Auf Markus seinen Spuren
Unterwegs im Kyltal. Das schöne Wetter am Ostersonntag genutzt und die Wanderschuhe angezogen. Ziel war Burg Ramstein bei Kordel. Anstatt einer imposanten Burg erwartete uns allerdings ein altes, verfallenes Gemäuer. Vielleicht war der Besitzer noch nicht auf Touristen eingestellt, ich hoffe jedenfalls im Sommer sieht diese Anlage etwas gepflegter aus.

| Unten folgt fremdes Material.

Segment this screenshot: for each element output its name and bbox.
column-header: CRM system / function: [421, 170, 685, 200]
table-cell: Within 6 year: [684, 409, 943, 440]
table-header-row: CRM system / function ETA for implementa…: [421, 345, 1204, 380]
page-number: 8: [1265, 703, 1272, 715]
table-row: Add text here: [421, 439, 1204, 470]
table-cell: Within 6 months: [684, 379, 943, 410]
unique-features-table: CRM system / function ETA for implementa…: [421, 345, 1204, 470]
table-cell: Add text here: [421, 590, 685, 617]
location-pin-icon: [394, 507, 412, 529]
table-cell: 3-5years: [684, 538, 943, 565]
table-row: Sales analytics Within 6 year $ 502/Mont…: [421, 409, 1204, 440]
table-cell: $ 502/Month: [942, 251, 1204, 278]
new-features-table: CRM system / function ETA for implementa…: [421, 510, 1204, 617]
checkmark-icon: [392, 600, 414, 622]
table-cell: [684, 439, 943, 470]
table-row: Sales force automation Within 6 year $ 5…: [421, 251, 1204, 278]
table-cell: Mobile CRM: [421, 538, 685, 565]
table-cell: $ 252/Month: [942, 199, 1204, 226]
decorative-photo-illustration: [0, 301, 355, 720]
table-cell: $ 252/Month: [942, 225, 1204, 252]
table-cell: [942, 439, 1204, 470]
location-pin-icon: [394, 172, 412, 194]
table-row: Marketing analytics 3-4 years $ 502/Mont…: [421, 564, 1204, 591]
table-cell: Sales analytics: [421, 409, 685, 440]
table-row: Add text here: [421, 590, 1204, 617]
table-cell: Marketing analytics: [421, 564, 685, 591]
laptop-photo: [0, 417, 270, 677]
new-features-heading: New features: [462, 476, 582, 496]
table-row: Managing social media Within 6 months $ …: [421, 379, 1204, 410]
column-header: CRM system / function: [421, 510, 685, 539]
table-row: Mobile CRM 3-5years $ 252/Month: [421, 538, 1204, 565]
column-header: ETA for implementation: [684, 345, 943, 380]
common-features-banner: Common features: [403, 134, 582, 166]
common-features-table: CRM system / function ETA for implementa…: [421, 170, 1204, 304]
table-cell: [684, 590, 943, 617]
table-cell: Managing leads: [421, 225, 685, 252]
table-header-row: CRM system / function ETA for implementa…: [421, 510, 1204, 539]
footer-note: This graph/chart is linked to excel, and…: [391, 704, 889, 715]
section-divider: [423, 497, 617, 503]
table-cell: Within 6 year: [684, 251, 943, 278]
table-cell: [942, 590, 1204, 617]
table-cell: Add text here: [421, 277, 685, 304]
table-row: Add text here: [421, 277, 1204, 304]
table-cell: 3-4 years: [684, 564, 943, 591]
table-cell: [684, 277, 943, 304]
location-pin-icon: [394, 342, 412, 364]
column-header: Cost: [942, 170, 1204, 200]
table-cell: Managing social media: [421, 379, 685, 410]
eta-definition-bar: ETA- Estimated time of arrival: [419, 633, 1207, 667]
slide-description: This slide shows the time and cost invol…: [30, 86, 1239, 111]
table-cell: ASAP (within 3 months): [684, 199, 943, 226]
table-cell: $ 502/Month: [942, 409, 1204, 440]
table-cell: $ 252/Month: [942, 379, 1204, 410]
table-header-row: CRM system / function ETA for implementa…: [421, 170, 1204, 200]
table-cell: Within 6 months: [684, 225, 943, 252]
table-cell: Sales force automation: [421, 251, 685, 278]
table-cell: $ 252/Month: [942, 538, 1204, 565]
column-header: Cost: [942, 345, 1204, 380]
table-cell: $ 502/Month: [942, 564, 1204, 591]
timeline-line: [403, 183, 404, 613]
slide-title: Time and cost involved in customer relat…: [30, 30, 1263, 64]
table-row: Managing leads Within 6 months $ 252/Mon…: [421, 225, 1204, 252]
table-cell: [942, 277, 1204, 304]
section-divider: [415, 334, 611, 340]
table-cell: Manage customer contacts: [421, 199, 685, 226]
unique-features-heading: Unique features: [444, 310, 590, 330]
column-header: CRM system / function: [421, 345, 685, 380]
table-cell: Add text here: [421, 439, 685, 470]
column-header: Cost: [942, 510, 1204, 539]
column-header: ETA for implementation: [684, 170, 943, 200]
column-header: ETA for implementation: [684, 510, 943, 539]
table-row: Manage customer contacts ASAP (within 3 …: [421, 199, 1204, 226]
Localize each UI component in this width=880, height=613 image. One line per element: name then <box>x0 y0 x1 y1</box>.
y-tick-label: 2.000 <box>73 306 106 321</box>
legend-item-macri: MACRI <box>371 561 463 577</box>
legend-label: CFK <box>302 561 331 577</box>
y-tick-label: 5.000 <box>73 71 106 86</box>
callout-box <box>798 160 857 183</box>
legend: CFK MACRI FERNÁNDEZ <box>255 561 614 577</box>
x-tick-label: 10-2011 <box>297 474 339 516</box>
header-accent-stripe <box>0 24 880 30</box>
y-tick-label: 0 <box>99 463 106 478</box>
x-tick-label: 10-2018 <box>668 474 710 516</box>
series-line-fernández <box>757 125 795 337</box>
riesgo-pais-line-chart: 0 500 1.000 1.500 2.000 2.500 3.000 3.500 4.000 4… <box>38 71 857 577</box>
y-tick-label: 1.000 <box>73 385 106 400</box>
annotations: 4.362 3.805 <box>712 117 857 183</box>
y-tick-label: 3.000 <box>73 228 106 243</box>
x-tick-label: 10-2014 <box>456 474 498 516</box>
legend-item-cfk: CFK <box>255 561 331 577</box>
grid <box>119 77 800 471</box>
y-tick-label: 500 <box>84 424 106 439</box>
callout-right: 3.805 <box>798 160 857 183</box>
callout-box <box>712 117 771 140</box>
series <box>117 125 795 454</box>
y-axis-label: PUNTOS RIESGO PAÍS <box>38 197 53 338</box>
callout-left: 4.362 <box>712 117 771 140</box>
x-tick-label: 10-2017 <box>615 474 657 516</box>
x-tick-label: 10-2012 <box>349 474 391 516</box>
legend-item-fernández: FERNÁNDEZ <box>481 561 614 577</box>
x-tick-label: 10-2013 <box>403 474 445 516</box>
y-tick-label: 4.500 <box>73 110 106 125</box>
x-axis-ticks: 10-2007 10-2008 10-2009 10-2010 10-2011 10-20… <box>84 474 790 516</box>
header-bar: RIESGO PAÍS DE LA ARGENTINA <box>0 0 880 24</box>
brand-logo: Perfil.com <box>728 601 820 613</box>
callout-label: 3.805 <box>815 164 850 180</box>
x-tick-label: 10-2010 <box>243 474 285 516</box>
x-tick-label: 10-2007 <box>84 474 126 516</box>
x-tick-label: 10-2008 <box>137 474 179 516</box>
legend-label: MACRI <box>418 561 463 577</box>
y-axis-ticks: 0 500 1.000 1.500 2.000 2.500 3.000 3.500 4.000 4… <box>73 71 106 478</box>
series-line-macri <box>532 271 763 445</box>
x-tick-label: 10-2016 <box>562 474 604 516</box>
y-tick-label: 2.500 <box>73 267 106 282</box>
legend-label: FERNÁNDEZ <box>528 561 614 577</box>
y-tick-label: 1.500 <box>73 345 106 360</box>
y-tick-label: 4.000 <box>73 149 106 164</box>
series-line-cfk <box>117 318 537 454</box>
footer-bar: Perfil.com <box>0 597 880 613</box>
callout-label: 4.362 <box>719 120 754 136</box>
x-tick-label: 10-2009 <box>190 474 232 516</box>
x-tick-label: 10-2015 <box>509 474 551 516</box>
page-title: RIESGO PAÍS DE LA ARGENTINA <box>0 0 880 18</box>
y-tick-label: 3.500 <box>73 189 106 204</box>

Nach einigen Orientierungsproblemen ging es dann weiter in Richtung Klausenhöhle. Das nächste Mal sollten wir vielleicht eine richtige Wanderkarte mitnehmen. Der offizielle Flyer mit den eingetragenen Routen war nicht so aussagekräftig wie wir gehofft hatten. Die Wege waren leider teilweise noch von umgestürzten Bäumen versperrt. So musste man immer wieder auf den Wegesrand ausweichen oder sich mit kleineren Kletterpartien helfen.
Nach der Klausenhöhle ging es dann weiter zur Genovevahöhle. Der Abstieg zur Höhle war abenteuerlich. Schnee, Matsch und umgestürzte Bäume mussten immer wieder über- wunden werden. Eine richtige Höhle gab es aber nicht zu sehen. Der Name führt einen etwas in die Irre. Es ist mehr eine nach innen gerichtete Beule im Fels.
Da wir uns nicht die große Tour gönnen wollten, ging es nun wieder zurück zur Burg Ramstein. Dort angekommen liessen wir uns noch ein paar Schnitzelspezialitäten im Waldhotel schmecken und ab ging es nach Hause.